On his wedding to Mary in 1962 at the St. Thomas Episcopal Church, President Tubman gave the newlyweds a   presidential treat by allowing his motorcade to ride in their matrimonial convoy. He often said Mary “won the golden trouble”.

Following the civil war in 1990, Annan fled Liberia for Ghana and returned in 1991 when the war subsided. He would leave whenever a war broke out and come back when it subsided. On his last return to Liberia in 2004, he told his family and neighbors in Tweh-Johnsonville— along the James Spriggs Payne Airfield, where he had moved his family since 1989— “I have come back to work.” He was 81 then.
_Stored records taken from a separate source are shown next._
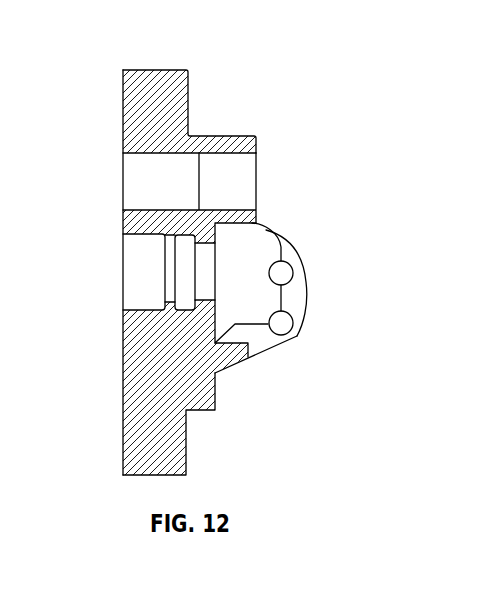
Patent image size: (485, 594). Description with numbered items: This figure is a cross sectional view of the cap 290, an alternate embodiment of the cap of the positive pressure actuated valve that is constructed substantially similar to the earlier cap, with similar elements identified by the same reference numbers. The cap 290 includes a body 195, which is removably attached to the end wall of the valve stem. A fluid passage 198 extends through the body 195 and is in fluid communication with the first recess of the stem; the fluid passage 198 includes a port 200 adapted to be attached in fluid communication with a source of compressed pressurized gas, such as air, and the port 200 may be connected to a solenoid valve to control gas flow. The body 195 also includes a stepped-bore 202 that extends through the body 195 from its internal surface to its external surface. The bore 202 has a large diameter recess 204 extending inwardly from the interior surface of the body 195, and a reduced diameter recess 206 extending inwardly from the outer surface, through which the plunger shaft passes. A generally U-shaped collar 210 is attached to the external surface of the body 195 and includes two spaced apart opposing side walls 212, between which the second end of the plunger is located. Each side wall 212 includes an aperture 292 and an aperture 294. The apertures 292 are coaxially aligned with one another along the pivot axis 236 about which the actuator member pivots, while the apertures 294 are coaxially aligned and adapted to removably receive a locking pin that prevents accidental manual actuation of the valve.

The cap 290 is at (92, 40).
The body 195 is at (188, 92).
The port 200 is at (256, 152).
The fluid passage 198 is at (242, 173).
The stepped-bore 202 is at (136, 255).
The large diameter recess 204 is at (132, 298).
The reduced diameter recess 206 is at (197, 247).
The collar 210 is at (308, 297).
The side walls 212 is at (308, 288).
The aperture 294 is at (293, 268).
The aperture 292 is at (296, 327).
The pivot axis 236 is at (281, 324).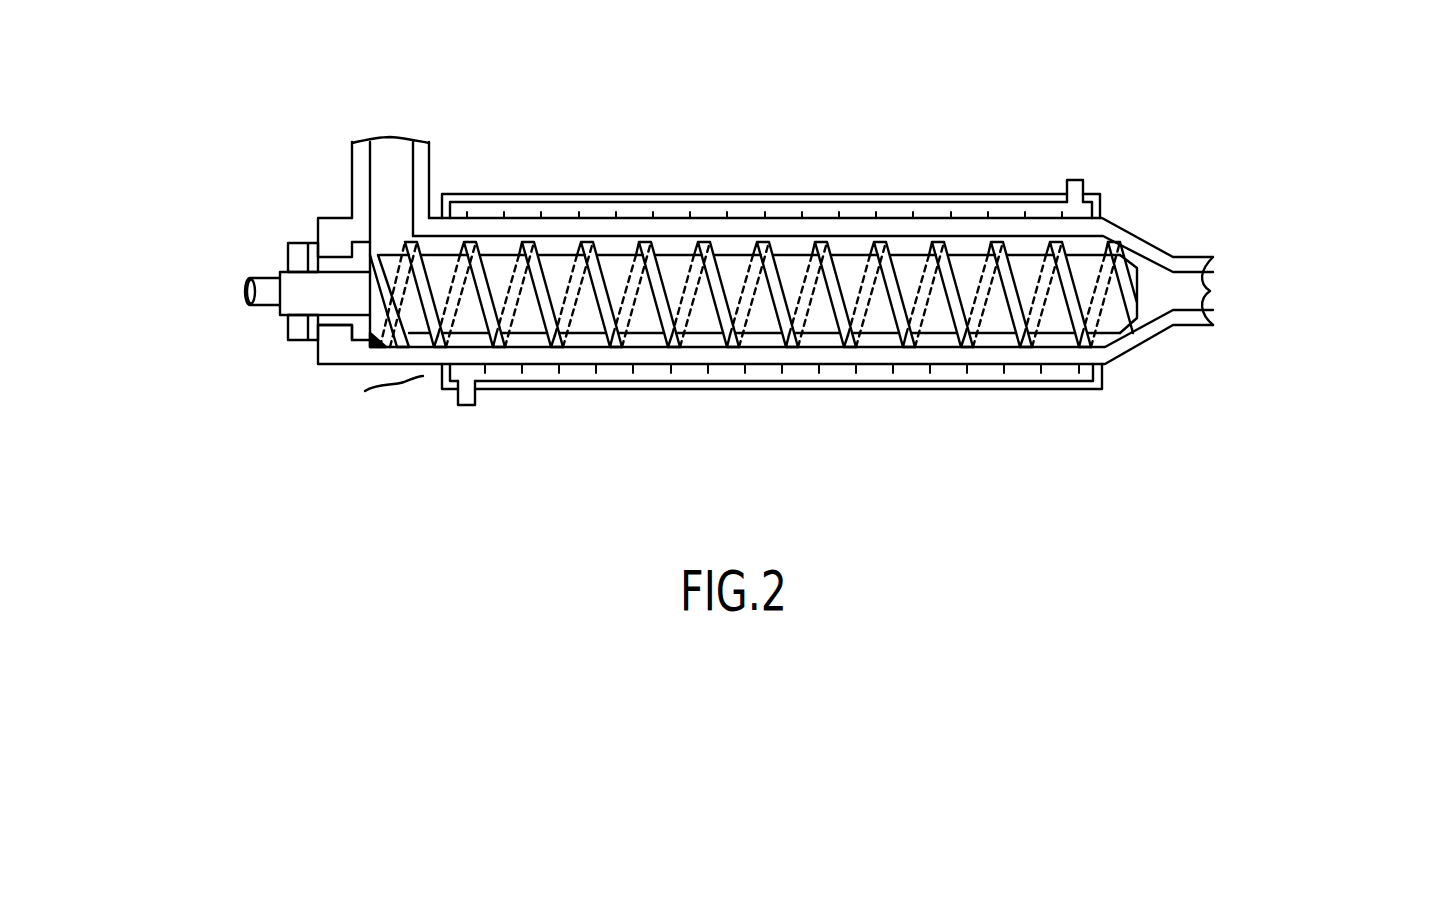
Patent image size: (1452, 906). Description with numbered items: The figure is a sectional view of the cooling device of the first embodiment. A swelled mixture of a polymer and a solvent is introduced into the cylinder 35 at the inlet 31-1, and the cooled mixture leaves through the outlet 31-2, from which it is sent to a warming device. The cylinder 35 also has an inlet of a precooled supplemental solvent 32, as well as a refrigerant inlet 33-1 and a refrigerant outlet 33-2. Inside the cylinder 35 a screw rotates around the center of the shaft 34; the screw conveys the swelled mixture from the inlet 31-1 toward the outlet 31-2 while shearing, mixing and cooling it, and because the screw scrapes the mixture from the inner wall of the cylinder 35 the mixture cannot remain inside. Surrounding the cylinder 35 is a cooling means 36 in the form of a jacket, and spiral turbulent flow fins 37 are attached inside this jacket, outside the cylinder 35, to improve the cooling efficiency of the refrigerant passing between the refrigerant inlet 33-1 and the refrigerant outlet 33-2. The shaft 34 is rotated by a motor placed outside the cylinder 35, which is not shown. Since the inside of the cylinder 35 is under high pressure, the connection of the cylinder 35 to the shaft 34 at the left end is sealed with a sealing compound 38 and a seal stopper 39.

The inlet 31-1 is at (393, 110).
The outlet 31-2 is at (1218, 293).
The inlet of precooled supplemental solvent 32 is at (393, 411).
The refrigerant inlet 33-1 is at (1073, 147).
The refrigerant outlet 33-2 is at (467, 413).
The shaft 34 is at (1072, 282).
The cylinder 35 is at (1140, 336).
The cooling means 36 is at (915, 372).
The spiral turbulent flow fins 37 is at (743, 368).
The sealing compound 38 is at (327, 330).
The seal stopper 39 is at (288, 326).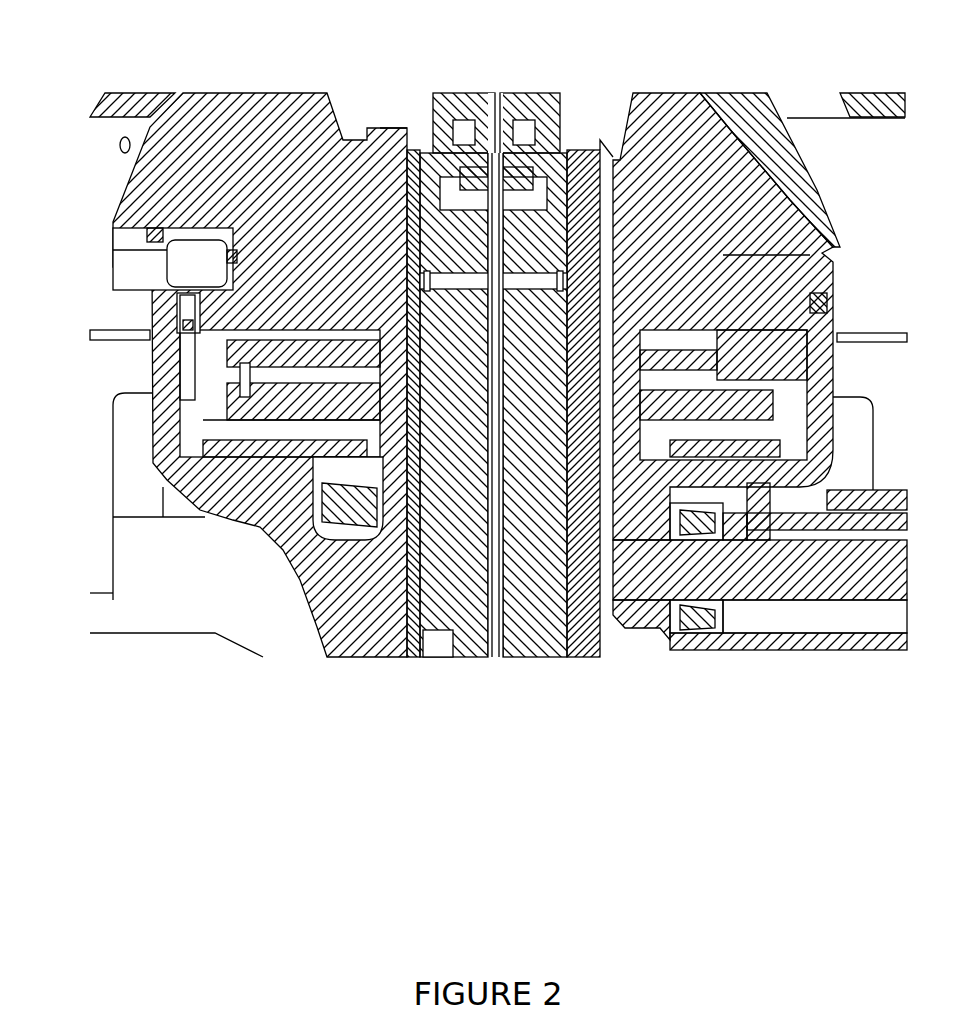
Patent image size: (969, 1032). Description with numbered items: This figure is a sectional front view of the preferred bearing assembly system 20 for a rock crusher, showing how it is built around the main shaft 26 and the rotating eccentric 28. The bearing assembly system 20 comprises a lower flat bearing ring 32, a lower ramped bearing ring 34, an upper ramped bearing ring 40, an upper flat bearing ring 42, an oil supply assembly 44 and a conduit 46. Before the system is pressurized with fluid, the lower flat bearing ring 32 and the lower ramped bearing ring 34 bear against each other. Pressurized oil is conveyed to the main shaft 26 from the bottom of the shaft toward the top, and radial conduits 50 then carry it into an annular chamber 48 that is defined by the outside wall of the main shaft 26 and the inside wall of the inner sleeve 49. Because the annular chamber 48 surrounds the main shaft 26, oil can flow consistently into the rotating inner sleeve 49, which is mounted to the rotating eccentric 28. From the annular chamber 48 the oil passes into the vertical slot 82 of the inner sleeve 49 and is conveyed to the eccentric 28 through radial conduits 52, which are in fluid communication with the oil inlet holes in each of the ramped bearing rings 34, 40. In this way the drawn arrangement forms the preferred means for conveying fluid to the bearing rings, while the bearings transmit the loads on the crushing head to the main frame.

The bearing assembly system 20 is at (230, 395).
The main shaft 26 is at (440, 577).
The eccentric 28 is at (355, 235).
The lower flat bearing ring 32 is at (263, 450).
The lower ramped bearing ring 34 is at (300, 435).
The upper ramped bearing ring 40 is at (730, 398).
The upper flat bearing ring 42 is at (700, 340).
The oil supply assembly 44 is at (523, 655).
The conduit 46 is at (523, 560).
The annular chamber 48 is at (600, 270).
The inner sleeve 49 is at (645, 170).
The radial conduits 50 is at (438, 330).
The radial conduits 52 is at (640, 407).
The vertical slot 82 is at (548, 330).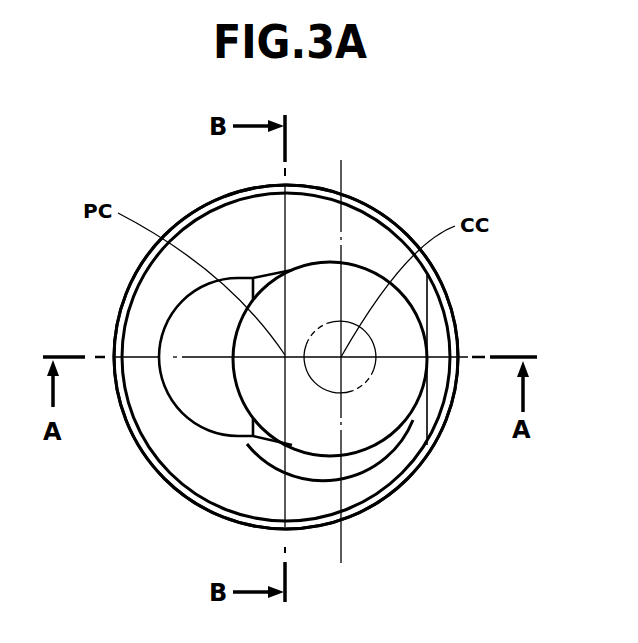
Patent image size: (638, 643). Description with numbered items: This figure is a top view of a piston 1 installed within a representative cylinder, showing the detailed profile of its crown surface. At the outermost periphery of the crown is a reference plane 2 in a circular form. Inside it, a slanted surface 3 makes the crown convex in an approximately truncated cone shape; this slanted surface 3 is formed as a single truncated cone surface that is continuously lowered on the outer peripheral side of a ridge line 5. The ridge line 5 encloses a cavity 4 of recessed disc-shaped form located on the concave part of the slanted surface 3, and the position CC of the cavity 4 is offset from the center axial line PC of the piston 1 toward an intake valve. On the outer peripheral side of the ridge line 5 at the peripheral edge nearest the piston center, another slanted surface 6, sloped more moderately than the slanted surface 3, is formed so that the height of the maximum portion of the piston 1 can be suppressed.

Between the 1990s and the early 2000s, Annan opened a laboratory at his Tweh-Johnsonville home, producing all sorts of pharmaceuticals, including S.S. Ointment and Fungicidal, two of his best products he sold to pharmacies and drug stores across the country.

Annan was a devoted Christian, having been baptized at the Western Methodist Church before his first birthday on May 12, 1924. He was a member of the Eliza Turner A.M.E. in Monrovia, honored as Special Father of the Year 1992/1993. He had volunteered as chemistry teacher at Monrovia College, a high school run by the A.M.E. Church, in the 1960s.